We had some time before he had to start work, so he took me on a ‘run.’ We went to the top of the mountain, the very top. Now this would normally be ok with me, if I took the snow cat trail down. The long 3 mile stretch that slowly winds down the mountain. However, we went right instead. I was a bit nervous, but hey, I knew there was a moderate course on this side and at worst I could slide on my butt down the steep parts. All was ok, sun was out, birds were chirping, I was upright and sliding gently on some recently acquired light powder. That was until we went directly into the trees.

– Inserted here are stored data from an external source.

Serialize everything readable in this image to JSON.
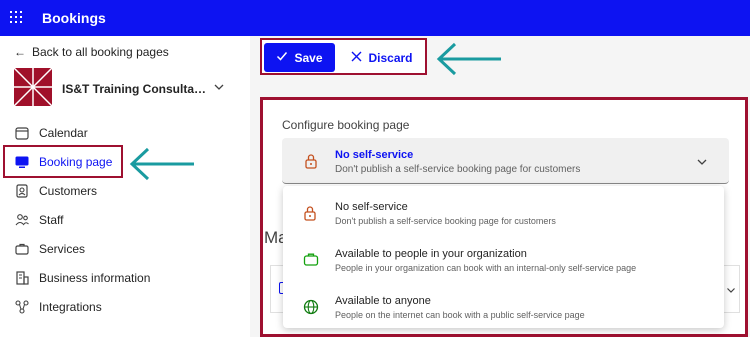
{
  "topbar": {
    "app_title": "Bookings"
  },
  "sidebar": {
    "back_label": "Back to all booking pages",
    "business_name": "IS&T Training Consultatio...",
    "items": [
      {
        "label": "Calendar",
        "icon": "calendar-icon"
      },
      {
        "label": "Booking page",
        "icon": "monitor-icon"
      },
      {
        "label": "Customers",
        "icon": "customers-icon"
      },
      {
        "label": "Staff",
        "icon": "staff-icon"
      },
      {
        "label": "Services",
        "icon": "services-icon"
      },
      {
        "label": "Business information",
        "icon": "building-icon"
      },
      {
        "label": "Integrations",
        "icon": "integrations-icon"
      }
    ],
    "active_item": "Booking page"
  },
  "toolbar": {
    "save_label": "Save",
    "discard_label": "Discard"
  },
  "config": {
    "label": "Configure booking page",
    "selected": {
      "title": "No self-service",
      "description": "Don't publish a self-service booking page for customers"
    },
    "options": [
      {
        "title": "No self-service",
        "description": "Don't publish a self-service booking page for customers",
        "icon": "lock-icon",
        "color": "#c4501e"
      },
      {
        "title": "Available to people in your organization",
        "description": "People in your organization can book with an internal-only self-service page",
        "icon": "briefcase-icon",
        "color": "#13a10e"
      },
      {
        "title": "Available to anyone",
        "description": "People on the internet can book with a public self-service page",
        "icon": "globe-icon",
        "color": "#107c10"
      }
    ]
  },
  "background": {
    "heading_fragment": "Ma"
  },
  "colors": {
    "accent": "#0d13f2",
    "highlight": "#9e1030",
    "annotation_arrow": "#1a9ba0"
  }
}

The initial plunge into darkness was terrifying, but soon I calmed a bit. There was a path here, people had been through this way before. So I was just starting to relax when my Uncle pulled up short and gathered his poles together. The wind licked up off the edge of the cliff he was standing on, a slight drizzle of powder spraying over his facial hair as he lifted down his goggles and fit them on tight. The last thing I remember him saying was, “see you at the bottom.”

With my old hand me down Rossignols dangling over the edge, I winced at the sight of a nearly vertical drop off coupled with the new pinching sensation brought on by my swelling feet. A trickle of sweat ran straight down my back, and that did not come from exertion. I had no where to go but down. So with the small avalanche that I created on my initial descent, I slid down on my side finding every conveniently placed rock, bramble and shorn stick along the way. At one point I spent about an hour sobbing in despair underneath a large boulder outcropping with an angry tree squirrel as my only companion.

I made it down. I eventually got myself together and I slid down in as about as awkward a style as you can imagine. I was worse than Bambi on her first ice experience. I fell thousands of times and at one point literally crawled my way to safety. I lost a glove, and learned what near hypothermia felt like. I eventually made it back, only one run completed for a full day of skiing. I came struggling into the ski lodge, a compete disheveled mess to a sarcastic round of applause by my Uncle and his colleagues toasting my day with their 3rd of 4th draft of Coors – original. Hey they were young and carb count was not a thing yet.

This story comes back to me as I contemplate risk. We all take major risks in life. Some of them are voluntary and some of them are forced. We lose a job or have a health scare for instance. Perhaps we decide to try something new or move to a new place. Meet a new person, strike up a conversation with someone you admire. Risk is part of our daily life and has been since we were toddlers taking our first bold step. When we are faced with risk, my first bowl skiing attempt came with a valuable lesson. If you are going to take a risk, then go all in. Just go for it. Sliding down on your butt in fear the whole way is just agony.

The better approach would have been for me to dive in and do the best I could. Doing what I already knew how to do. Lift my knees, slide my skiis to a stop when needed, plant my poles correctly. I did not need to be blazing fast, but I could have just dove in and did the best I could. Rather, I held back. Frozen, literally, in fear. The only motivation was Alvin the chipmunk screaming at me from my quiet pit of despair. If you are going to take a risk, or a risk has been put upon you, then the only way that you can maximize the benefit of that risk is put your whole soul on the line. Anything else is just wasted effort.